Porque: Cuando la ley se pandea, Las indelicadezas reinan. “En la democracia se goza de libertad, a condición de no usarla”.

Por: Rafael R. Ramírez Ferreira

                Nos quejamos continuamente de nuestra situación física, moral, económica o política, y los gritos ensordecedores no permiten escuchar que las campanas al igual que redoblan, por igual pueden repicar. Ya el conformismo ante los fracasos es casi generalizado; nos quejamos hasta de la selección de Jueces, cuanto hasta los que participan en la elección de los mismos, su conformismo ante la realidad de que no habrá ninguna “elección”, que todo previamente ya es un hecho consumado, es simplemente desmoralizante.

                Al parecer, se ha perdido la visión de que en las actividades tanto personales como políticas, es un símil de la lucha libre, donde muchas veces te tumban y caes debajo pero, un repentino impulso te hace cambiar la posición y obtener el triunfo. Y no es ninguna paradoja, es simplemente una fiel imagen del cómo estamos viviendo en este país.

                Esto está confirmado y plasmado en la historia, la cual nos dice que las grandes circunstancias hacen los grandes líderes pero eso, aquí, simplemente no se da. Los hechos que desgarran hasta nuestra soberanía se producen a diario pero nada pasa, quizás porque tenemos hombres capaces, honestos, bien intencionados y que aparecen en cualquier estrato social por montones, pero solo cuando se presentan las grandes situaciones es que se conoce si sobrepasan esas cualidades y pueden convertirse en pragmáticos y eficientes líderes.

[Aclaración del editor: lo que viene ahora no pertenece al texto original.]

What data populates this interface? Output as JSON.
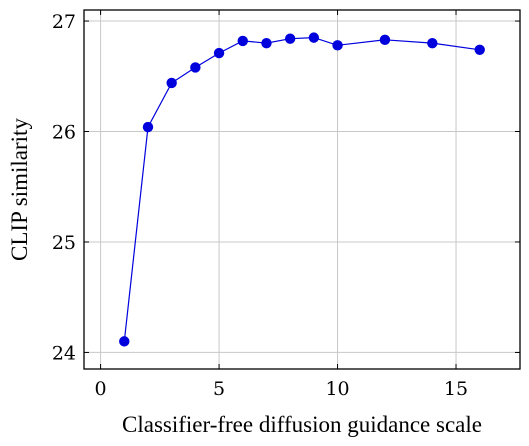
{
  "chart_data": {
    "type": "line",
    "xlabel": "Classifier-free diffusion guidance scale",
    "ylabel": "CLIP similarity",
    "xlim": [
      -0.7,
      17.7
    ],
    "ylim": [
      23.85,
      27.1
    ],
    "x_ticks": [
      0,
      5,
      10,
      15
    ],
    "y_ticks": [
      24,
      25,
      26,
      27
    ],
    "grid": true,
    "color": "#0000dd",
    "series": [
      {
        "x": [
          1,
          2,
          3,
          4,
          5,
          6,
          7,
          8,
          9,
          10,
          12,
          14,
          16
        ],
        "y": [
          24.1,
          26.04,
          26.44,
          26.58,
          26.71,
          26.82,
          26.8,
          26.84,
          26.85,
          26.78,
          26.83,
          26.8,
          26.74
        ]
      }
    ]
  }
}
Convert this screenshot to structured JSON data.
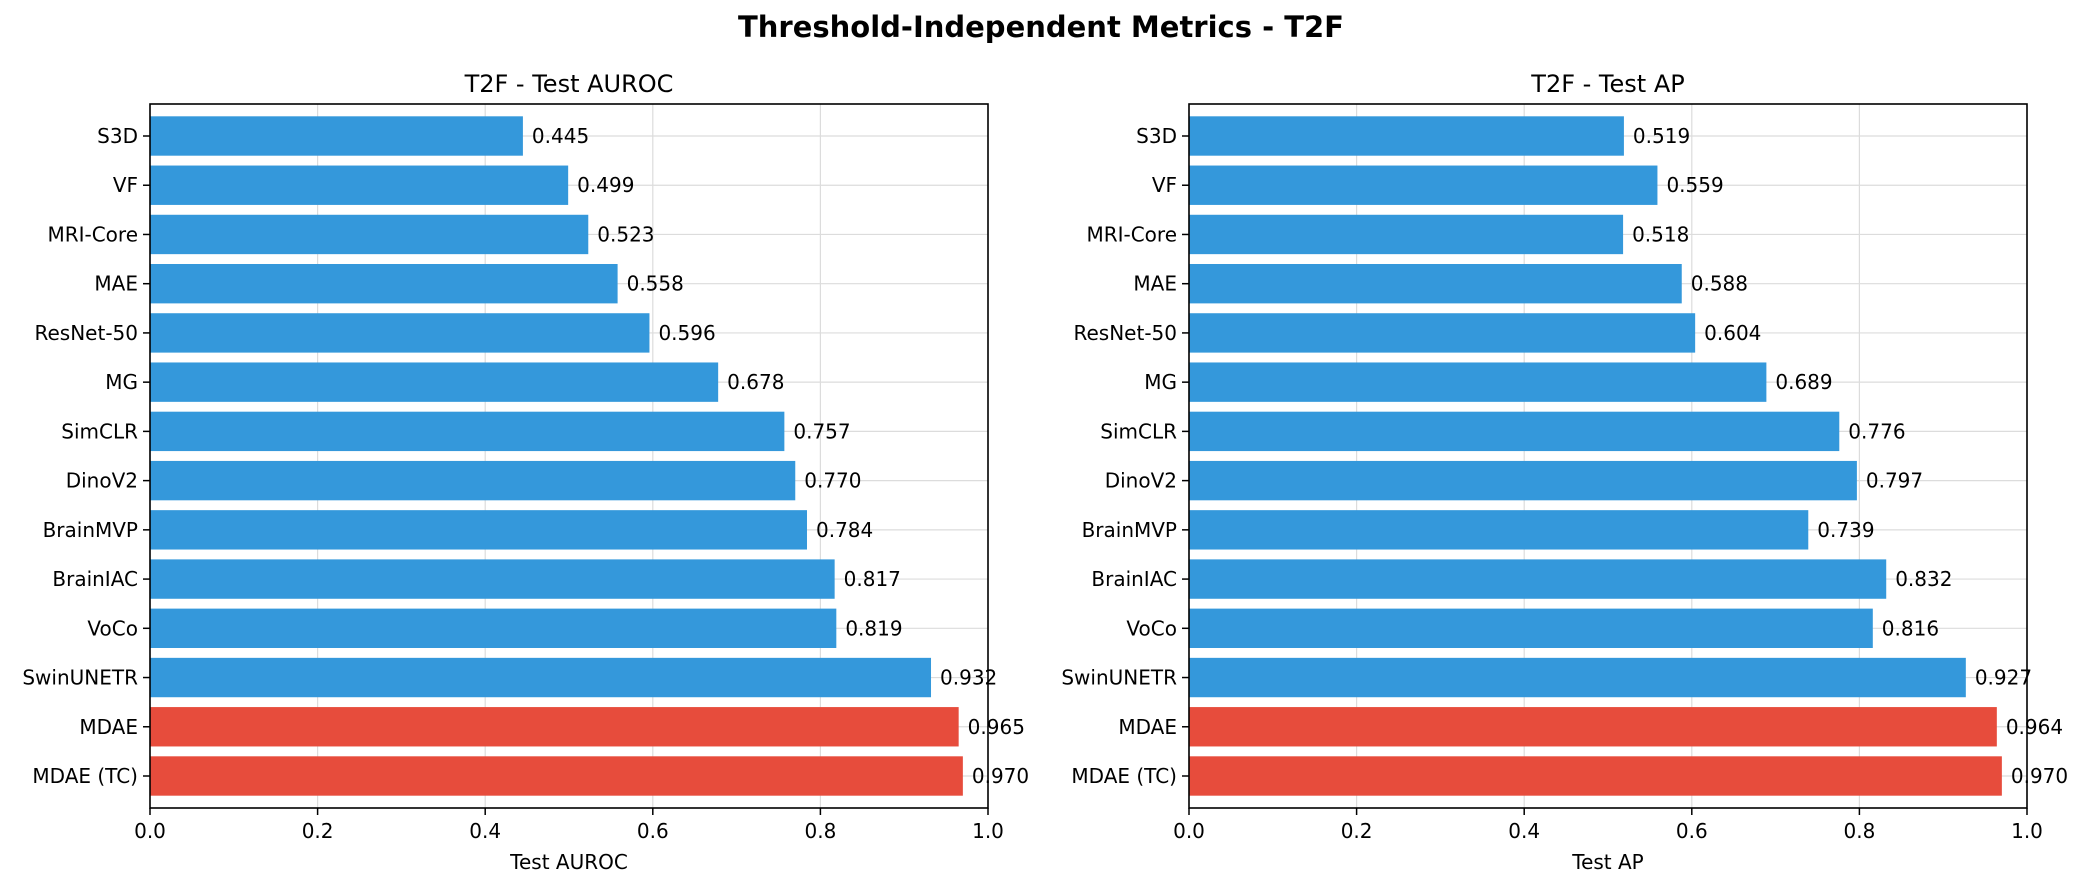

                A diario vemos este tipo de hombres y mujeres, buenos hasta que llega la presión que produce el mando y las responsabilidades, donde la inmensa mayoría se queda siendo lo que siempre han sido, es decir, hombres y mujeres capaces, pero nada de ser líderes. Gobernantes y políticos conforman esa gran mayoría que causan frustración en aquellos que los consideraban aptos para ejercer el mando, donde unos demuestran haber sido muy buenos para ser segundos pero nunca, para ser los líderes.

En este renglón entran hasta grandes dirigentes de masas, como ha ocurrido al interior en el seno de la “Santa” Iglesia; personas que al ser sometidas a las presiones y responsabilidades que conllevan el mandar, ser ejecutivo; dirigente de masas; director y ejecutor de acciones, la falta de decisión para actuar en circunstancias que requieren “breteles”, los presentan tal y como son; indecisos y líderes mediocres, frisados y temerosos de tomar acciones de  manera responsable.

                Sistemáticamente sucumbimos ante las promesas de los políticos y ya nuestro comportamiento nos hace sentirnos impotentes ante las crisis y no han sido los políticos en realidad los culpables, sino, nosotros, por habernos postrado y hoy acostumbrados a esta situación, solo estamos en espera de una migaja de pan, cuando llegan las elecciones, a cambio del voto  de la miseria y lo indigno, sin esperanza de que algún día estos líderes mediocres pongan a los pobres padres de familia en el camino de razonar su voto. ¡Iluso yo!

                Tenemos líderes en teorías y manipulación de leyes, genios en desviar el carácter de los hechos, como ese de que “una cosa es soborno y otra financiamiento de campaña”, donde todo parece una burla y abuso de la autoridad hacia el pueblo, el mismo que le ha conferido la potestad para defenderlo y protegerlo de acciones que solo maltratan la inteligencia de los demás. Podríamos hasta cuestionar, el ¿por qué existen las visitas sorpresas? ¿Será porque los funcionarios no realizan su trabajo y el Presidente es que se da cuenta de los mismos, sin tomar ninguna acción contra en contra de ellos? Y que por esta razón ha tenido que dejar de ser Presidente para ser funcionario? O, ¿será que le ha quitado autoridad a estos para resolver los problemas inherentes a su cartera? ¿O será acaso que todo es puro clientelismo tal y como lo hacía Trujillo, reflejando que solo él era la salvación y quien más trabajaba? ¿Será pura coincidencia el accionar en la Tiranía y la dictadura democrática? Quizás muchos lo sepan, menos yo. ¡Sí señor!